More than a few sustainability reporting frameworks have been vying for supremacy in Canada. And with the newly formed International Sustainability Standards Board (ISSB) entering the fray in 2022, real estate organizations are compelled to get ahead of potential reporting obligations.
The real estate sector is well acquainted with Environmental, Social and Governance (ESG) matters. For years, companies have faced mounting pressure to address the financial and operational risks of climate change on their portfolios while communicating well-defined sustainability targets. Statistics indicate that as much as 75 per cent of institutional investors consider ESG factors—including sustainability, the E in ESG—as material to their investment analysis and are pushing ESG considerations downward on portfolio managers.
The sustainability standards that already exist include those designed through the Climate Disclosure Project (CDP), the Climate Disclosure Standards Board (CDSB), the Global Reporting Initiative (GRI), the International Integrated Reporting Council (IIRC), the Sustainability Accounting Standards Board (SASB), and the Task Force on Climate-Related Financial Disclosures (TCFD).
It has proven to be costly and cumbersome to report under multiple frameworks. That's why there's a growing call to introduce greater comparability and transparency to this increasingly important process.
Enter the ISSB.
Sustainability without borders
Formed by International Financial Reporting Standards (IFRS) Foundation's Trustees in November 2021, the ISSB was created to bring greater consistency to sustainability reporting. A Technical Readiness Working Group comprised of a number of the bodies mentioned above is drawing inspiration from past frameworks to draft prototype standards that would form more "global" sustainability reporting standards in the near future.
Once these new standards are released, it will fall upon each country to determine how (or even if) they will embrace ISSB's direction. Overall, the idea is to provide a sense of direction for companies on how to deal with value-focused sustainability reporting and point the way for the types of processes and controls that will be required to keep pace with investor appetites and help organizations better understand and address the impact of climate change on their operations.

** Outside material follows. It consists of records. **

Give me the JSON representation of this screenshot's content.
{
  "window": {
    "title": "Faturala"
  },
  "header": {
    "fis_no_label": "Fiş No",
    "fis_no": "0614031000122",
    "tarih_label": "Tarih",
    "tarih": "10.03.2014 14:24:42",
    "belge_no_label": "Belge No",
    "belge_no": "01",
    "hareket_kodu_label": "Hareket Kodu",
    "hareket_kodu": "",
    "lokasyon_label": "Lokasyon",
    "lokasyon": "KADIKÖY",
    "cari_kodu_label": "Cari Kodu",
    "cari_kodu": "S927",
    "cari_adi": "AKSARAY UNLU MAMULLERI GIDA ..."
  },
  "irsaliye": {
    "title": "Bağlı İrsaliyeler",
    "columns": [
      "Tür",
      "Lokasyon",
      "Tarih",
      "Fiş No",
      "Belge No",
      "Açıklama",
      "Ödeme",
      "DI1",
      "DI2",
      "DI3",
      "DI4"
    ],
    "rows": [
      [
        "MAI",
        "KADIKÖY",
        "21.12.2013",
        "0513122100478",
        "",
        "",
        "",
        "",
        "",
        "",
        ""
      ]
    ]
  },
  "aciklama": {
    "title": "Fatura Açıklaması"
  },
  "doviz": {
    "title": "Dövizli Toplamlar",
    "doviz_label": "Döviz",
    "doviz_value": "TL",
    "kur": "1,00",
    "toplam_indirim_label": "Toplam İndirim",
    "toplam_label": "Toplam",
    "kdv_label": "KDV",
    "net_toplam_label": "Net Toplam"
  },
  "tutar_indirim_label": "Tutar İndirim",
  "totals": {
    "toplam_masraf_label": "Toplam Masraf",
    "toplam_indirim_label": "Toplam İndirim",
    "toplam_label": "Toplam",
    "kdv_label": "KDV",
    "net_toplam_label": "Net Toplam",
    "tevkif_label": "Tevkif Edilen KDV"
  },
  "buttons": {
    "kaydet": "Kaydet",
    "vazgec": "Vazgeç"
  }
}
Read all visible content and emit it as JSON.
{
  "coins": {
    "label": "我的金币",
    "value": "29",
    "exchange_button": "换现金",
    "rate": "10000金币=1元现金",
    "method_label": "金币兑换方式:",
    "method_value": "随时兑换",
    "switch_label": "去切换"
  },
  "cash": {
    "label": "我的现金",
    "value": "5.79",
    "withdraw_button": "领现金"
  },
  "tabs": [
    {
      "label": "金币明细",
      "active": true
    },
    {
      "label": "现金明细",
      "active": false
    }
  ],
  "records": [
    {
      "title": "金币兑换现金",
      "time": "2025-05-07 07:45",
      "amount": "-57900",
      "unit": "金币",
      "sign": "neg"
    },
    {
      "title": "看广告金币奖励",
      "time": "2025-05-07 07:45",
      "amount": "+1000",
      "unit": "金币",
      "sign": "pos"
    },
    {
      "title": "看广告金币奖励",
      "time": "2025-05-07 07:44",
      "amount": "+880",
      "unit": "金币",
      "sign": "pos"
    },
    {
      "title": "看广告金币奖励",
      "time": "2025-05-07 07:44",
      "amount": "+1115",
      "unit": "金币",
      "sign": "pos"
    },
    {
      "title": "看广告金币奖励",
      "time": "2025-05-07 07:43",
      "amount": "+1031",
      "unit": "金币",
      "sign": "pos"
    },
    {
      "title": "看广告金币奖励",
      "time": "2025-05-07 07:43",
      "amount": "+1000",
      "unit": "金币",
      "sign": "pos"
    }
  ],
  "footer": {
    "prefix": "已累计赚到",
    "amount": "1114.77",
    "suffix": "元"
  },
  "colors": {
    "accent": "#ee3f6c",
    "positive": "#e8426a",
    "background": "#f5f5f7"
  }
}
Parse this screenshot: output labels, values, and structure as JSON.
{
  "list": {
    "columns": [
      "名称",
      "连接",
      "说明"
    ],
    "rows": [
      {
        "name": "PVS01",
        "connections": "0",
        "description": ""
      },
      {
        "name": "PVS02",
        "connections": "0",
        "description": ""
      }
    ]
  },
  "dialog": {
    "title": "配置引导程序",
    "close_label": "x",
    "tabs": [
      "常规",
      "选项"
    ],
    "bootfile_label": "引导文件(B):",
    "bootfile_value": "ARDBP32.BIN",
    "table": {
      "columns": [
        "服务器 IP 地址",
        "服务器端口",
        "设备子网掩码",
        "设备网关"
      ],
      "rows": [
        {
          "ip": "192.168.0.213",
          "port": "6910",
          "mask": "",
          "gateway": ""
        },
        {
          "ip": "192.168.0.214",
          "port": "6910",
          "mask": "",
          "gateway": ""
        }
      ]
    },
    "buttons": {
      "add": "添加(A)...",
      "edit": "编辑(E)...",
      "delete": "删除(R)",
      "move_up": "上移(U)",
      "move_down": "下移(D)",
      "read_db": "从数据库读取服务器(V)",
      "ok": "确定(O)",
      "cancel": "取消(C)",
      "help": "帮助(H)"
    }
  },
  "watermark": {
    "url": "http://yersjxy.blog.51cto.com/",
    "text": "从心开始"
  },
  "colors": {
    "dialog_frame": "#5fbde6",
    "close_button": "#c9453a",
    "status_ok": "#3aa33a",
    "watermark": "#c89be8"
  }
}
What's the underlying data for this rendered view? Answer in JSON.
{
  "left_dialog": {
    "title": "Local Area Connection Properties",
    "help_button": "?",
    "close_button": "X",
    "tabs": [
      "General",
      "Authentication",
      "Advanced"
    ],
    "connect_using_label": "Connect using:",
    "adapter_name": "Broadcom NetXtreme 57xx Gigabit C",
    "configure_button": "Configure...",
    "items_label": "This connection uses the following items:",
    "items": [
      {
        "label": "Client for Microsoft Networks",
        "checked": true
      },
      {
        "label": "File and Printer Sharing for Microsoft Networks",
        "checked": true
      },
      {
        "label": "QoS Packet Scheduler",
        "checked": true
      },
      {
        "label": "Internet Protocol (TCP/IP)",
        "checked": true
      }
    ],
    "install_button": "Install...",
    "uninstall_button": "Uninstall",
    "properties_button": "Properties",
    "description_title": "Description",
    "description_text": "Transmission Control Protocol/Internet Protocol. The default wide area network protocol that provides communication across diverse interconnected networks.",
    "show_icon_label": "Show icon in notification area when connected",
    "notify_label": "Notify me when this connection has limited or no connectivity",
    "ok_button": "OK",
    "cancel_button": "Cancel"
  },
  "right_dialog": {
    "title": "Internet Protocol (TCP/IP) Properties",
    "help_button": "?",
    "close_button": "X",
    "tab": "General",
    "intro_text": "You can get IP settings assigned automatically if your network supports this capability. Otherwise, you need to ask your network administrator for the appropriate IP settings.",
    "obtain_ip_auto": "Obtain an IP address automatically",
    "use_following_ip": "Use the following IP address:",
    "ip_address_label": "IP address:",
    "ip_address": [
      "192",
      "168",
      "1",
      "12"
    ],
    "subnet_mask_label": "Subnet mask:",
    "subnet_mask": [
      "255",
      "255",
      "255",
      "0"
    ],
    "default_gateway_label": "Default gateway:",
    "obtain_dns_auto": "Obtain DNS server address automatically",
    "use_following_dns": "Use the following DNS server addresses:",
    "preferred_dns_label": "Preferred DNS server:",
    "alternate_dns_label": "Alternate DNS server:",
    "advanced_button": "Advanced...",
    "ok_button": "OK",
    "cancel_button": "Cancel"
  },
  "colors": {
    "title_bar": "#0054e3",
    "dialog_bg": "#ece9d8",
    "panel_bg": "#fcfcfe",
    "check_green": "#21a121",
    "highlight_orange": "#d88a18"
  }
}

The timelines for ISSB's standards are still unknown, as is the extent to which they will impact Canada's real estate community. What is clear, however, is that the ISSB's efforts underscore a growing focus on sustainability and ESG reporting. Ready or not, data regarding such factors as greenhouse gas emissions are quickly becoming priorities to various real estate stakeholders, and investors in particular want greater clarity over ESG governance, risk management and metrics.
All of this is to say that any companies applying these standards will need processes and controls in place to provide sustainability information with the same degree of quality and timeliness as their financial information. Moreover, if the ISSB's standards are adopted in Canada, real estate organizations will be called upon to conduct deeper scenario analyses on how hypothetical—but increasingly likely—climate risks and opportunities will impact their organizations. This translates to more work and resources, to be sure, which is why now is the time to prepare.
A Canadian alternative
Whether or not Canada embraces ISSB's standards—and to what extent—remains to be seen. One additional factor to consider is that the Canadian Securities Administrators (CSA) is championing its own "National Instrument (NI) 51-107 Disclosure of Climate-related Matters," based on TCFD recommendations. This homegrown reporting guideline would cover scope 1/2/3 GHG emissions and related risks or reasons for non-disclosure. Unlike the ISSB's proposed standards, it would not require organizations to conduct scenario analyses.
If N1 51-107 ends up being issued as expected, it will mandate year-end disclosures for publicly listed companies in Canada for as early as fiscal years ending December 31, 2023. Here again, there is motivation to get ahead of the curve.
Preparing for more
No matter how sustainability and ESG reporting takes shape in Canada, I believe there are upcoming changes to reporting standards which cannot be ignored. Real estate board members and managerial leaders alike share a responsibility for identifying, evaluating, and acting upon organizational risks—and that includes the very real impacts of climate change.
Of course, this is about more than keeping stakeholders happy. It's about reducing liabilities, maintaining access to capital, and safeguarding the company's future strategies. After all, it's one thing to forecast the weather; it's something else altogether to be prepared when a storm hits.